Vaktiyle haber çalışmalarımızdan dolayı İstanbul merkezli bir medya kuruluşu bize “manevi” değeri bulunan hediye vermişti.

Tabi bir gazeteciye verilecek en anlamlı hediye de “kalemdir.”

İşte bize de dışı altın kaplama bir “dolma kalem” hediye edildi.

O gün bugündür mesleğimle ilgili aldığım en güzel hediye oldu.

Dolayısıyla “manevi” değeri bulunan bu altın kaplama “dolma kaleme” hep gözüm gibi baktım…!

***

Ancak bizim için “manevi” değeri bulunan bu altın kaplama “dolma kalemi” artık satmanın zamanı geldi diye düşünüyorum.

Satma nedenim maddi ihtiyaçtan falan değil!

Kullanmaya kıyamıyorum.

Öyle duruyor!

Belki birine lazım olur diye elden çıkartmaya karar verdim!

İsteyen olursa bize telefon numaramızdan ulaşabilir!

Üş aşağı beş yukarı anlaştığımız birine bu altın kaplama “dolma kalemi” satacağız.

Bari bir işe yarasın…!

***

Son bir haftadır bu köşede yazdığımız yazılarımıza çok garip yorumlar gelmeye başladı.

Anlaşılan birilerinin “nasırına” basmış olacağız ki, ne “satılmış kalemliğimiz” kaldı ne “anamız”, ne “avradımız!”

Saklanmışlar bir “rumuzun” arkasına “Kaç para aldın? Kalemini kaça sattın? Yalaka! Tarafsız ol tarafsız! Kimin adamısın?” gibi yorumlar atıp duruyorlar.

Bazıları da işi daha “ahlaksız” boyuta taşıyıp “küfür” edecek kadar “şerefsiz” olabiliyor!

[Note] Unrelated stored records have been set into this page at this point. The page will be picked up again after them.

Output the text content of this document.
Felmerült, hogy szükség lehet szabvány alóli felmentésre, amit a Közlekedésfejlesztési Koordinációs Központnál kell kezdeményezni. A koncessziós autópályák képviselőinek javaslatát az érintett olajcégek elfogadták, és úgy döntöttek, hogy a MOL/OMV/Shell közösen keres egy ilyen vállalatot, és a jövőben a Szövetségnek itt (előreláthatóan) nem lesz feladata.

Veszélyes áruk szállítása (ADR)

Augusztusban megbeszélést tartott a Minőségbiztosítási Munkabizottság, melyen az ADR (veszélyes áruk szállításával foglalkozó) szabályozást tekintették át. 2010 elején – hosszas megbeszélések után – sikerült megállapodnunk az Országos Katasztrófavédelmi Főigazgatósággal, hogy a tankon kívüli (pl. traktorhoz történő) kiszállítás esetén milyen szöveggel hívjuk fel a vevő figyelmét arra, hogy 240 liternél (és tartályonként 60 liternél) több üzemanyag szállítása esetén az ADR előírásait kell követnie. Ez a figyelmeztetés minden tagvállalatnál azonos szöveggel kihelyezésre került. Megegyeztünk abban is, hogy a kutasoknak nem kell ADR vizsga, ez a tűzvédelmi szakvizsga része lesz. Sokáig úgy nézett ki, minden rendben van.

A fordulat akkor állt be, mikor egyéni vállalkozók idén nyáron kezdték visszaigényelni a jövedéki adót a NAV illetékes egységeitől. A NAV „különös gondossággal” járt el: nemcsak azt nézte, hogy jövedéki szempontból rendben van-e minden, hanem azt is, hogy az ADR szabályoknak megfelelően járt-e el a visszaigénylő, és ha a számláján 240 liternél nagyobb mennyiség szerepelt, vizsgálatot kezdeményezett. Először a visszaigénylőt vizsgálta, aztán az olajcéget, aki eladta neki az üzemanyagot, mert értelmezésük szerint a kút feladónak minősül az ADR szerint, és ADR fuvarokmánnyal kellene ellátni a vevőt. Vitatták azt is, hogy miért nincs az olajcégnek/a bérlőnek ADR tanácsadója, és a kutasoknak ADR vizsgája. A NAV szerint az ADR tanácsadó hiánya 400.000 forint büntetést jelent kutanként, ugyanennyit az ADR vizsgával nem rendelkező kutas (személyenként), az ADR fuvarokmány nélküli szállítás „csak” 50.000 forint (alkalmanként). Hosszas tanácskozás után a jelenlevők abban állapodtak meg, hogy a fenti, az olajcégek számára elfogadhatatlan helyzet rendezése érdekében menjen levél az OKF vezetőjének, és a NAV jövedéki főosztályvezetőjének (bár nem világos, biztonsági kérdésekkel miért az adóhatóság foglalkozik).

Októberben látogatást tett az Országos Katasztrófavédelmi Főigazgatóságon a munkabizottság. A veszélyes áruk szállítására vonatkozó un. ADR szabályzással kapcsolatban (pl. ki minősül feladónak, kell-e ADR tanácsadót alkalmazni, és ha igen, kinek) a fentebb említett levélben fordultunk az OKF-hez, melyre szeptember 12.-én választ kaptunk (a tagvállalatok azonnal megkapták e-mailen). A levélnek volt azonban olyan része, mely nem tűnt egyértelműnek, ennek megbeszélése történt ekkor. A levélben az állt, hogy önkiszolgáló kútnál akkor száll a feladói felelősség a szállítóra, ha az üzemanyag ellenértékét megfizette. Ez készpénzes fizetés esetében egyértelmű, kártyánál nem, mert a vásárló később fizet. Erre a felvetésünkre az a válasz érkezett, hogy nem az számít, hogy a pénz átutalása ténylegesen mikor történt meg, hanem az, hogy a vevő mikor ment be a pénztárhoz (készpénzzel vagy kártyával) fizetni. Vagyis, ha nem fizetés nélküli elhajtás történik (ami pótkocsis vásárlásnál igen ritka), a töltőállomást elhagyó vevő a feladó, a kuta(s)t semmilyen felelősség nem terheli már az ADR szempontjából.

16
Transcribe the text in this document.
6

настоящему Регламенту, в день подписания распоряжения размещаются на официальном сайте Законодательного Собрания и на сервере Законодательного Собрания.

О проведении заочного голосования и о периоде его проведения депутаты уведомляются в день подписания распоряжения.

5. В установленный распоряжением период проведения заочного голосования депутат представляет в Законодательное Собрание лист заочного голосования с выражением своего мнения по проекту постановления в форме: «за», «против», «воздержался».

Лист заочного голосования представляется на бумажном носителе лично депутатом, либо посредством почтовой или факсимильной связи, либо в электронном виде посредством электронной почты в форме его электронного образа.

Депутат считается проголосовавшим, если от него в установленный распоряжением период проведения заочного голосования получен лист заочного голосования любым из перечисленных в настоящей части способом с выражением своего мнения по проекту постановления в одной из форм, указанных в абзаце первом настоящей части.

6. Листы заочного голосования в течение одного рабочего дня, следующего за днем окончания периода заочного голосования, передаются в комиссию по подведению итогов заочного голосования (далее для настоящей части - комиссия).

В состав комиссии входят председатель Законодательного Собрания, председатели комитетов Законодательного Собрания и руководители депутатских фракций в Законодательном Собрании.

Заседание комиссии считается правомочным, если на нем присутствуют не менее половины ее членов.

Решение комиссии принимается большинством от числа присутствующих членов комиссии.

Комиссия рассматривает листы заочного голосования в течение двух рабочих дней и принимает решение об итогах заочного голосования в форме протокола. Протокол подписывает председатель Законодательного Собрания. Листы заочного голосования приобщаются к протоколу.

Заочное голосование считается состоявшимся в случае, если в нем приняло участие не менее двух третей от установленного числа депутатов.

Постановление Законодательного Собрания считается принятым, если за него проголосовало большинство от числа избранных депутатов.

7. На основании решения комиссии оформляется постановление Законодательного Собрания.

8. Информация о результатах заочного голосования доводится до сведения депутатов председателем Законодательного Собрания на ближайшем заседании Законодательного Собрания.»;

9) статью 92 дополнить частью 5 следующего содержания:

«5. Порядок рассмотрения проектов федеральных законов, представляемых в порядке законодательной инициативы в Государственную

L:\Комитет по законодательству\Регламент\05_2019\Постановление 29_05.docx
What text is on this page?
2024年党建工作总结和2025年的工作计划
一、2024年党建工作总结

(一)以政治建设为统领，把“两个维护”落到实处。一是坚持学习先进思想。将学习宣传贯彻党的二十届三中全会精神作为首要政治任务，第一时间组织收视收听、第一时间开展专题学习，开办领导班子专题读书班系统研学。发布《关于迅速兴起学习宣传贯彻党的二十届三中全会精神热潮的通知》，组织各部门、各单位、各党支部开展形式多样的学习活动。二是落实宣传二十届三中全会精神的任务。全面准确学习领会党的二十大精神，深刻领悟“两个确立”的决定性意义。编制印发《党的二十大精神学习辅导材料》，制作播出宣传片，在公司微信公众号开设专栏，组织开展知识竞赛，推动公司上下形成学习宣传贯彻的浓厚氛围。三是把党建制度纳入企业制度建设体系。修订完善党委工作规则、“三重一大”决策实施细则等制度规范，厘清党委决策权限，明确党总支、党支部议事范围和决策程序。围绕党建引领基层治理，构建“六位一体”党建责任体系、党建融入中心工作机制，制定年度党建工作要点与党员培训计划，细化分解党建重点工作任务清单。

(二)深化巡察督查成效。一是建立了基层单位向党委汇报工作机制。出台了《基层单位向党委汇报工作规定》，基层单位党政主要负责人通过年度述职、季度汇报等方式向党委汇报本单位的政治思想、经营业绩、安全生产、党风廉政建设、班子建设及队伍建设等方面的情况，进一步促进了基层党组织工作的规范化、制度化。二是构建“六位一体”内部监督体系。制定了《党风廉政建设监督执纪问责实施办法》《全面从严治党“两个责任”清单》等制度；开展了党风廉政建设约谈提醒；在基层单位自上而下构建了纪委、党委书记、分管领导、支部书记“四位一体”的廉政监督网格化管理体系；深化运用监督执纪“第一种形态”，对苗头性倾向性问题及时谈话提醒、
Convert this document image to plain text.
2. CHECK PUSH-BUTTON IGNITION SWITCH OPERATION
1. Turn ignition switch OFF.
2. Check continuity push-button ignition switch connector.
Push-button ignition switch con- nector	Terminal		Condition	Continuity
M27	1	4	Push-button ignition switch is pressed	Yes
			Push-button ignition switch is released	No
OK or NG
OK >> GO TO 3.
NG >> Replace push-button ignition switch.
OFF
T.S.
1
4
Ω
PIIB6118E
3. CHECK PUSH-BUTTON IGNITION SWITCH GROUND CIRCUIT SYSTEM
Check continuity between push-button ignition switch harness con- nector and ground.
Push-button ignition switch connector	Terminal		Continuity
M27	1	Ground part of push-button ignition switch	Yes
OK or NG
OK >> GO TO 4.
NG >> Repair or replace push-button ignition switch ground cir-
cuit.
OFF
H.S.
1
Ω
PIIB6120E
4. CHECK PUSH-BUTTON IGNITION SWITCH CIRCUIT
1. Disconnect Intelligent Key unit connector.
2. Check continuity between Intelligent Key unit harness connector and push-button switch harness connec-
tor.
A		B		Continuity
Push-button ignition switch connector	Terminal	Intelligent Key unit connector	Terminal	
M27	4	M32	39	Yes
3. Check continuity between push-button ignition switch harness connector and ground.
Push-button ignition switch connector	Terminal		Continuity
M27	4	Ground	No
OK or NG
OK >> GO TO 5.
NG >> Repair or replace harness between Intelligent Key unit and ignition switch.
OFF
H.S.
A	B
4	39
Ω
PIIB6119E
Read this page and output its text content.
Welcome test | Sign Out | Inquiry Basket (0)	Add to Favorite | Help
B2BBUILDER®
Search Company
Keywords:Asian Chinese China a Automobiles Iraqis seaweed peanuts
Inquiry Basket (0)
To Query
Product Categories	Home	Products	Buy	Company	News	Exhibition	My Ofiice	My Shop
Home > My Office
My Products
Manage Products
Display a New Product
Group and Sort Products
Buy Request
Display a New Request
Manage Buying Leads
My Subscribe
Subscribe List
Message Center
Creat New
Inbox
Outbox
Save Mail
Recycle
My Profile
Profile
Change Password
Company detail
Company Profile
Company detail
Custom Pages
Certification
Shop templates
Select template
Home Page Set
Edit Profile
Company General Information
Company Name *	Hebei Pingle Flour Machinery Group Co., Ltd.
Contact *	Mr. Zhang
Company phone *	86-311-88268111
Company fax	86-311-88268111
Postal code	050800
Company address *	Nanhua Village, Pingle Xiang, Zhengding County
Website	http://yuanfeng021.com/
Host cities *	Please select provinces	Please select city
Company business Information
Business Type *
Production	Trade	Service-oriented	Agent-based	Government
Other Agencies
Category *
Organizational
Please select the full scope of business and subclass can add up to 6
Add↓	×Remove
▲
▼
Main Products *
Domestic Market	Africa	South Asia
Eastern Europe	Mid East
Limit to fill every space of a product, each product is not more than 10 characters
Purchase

Hatta arada çaktırmadan “tehdit” edenler bile oluyor…!

***

Elbette bu ne ilk, ne de son.

Maalesef ağzınızla kuş tutsanız kimseye yaranamayacağınız bir mesleği icra ediyoruz.

40 gün iyi yazarsınız kimse teşekkür etmez.

Bir gün eleştirdiniz mi, eleştirdiğiniz kişilerin “trolleri” başlar; “Vay şerefsiz. Satılmış kalem. Kaç para aldın, vs” diye saydırmaya.

Öte yandan iyi yazdığınız kişiyi sevmeyenlerin “trolleri” de; “İyi yalamışsın! Sağlam kemik atmışlar. Ağzını sil” gibi “gayri ahlaki” hakaretlere başvururlar…!

***

Başkalarını bilemem ama bizim birilerine yaranmak gibi bir derdimiz yok!

Kimseyi de körü körüne “karalayıp” eleştirecek halimiz de yok.

Hele birileri bize “aferin” desin diye bir beklentimiz de yok.

Biz 1986 yılından bugüne, mesleğimizi “gururla” temsil ettik.

Sakarya’nın sorunlarını bu şehirde yaşayan insanların menfaati doğrultusunda hep ön planda tuttuk.

Hatta 1999 depreminde herkes kendi derdiyle uğraşırken, biz kendi yakınlarımızı bir kenara bırakıp depremin ne denli büyük olduğunu anlatmak için çaba sarf ettik!

Şehrin karanlığa gömüldüğü o ilk saatlerde, biz Adapazarı Depremi’nin felaketini bırakın Türkiye’ye, dünyaya duyurmak için “fedakarlık” yaptık.

O saatlerde ilin idarecileri bile ortada yokken biz  görevimizin başındaydık…!

***

Dedik ya, bu mesleği yapıyorsak kimseye yaranmamamız normaldir.

Zaten birileri bizim hakkımızda çok fazla iyi şeyler söylüyorsa o zaman bizde bir sıkıntı var demektir.

Dolayısıyla özellikle muhalefette ve iktidarda olan siyasi parti mensuplarının birçoğunun bizden “haz etmemesi” son derece normaldir!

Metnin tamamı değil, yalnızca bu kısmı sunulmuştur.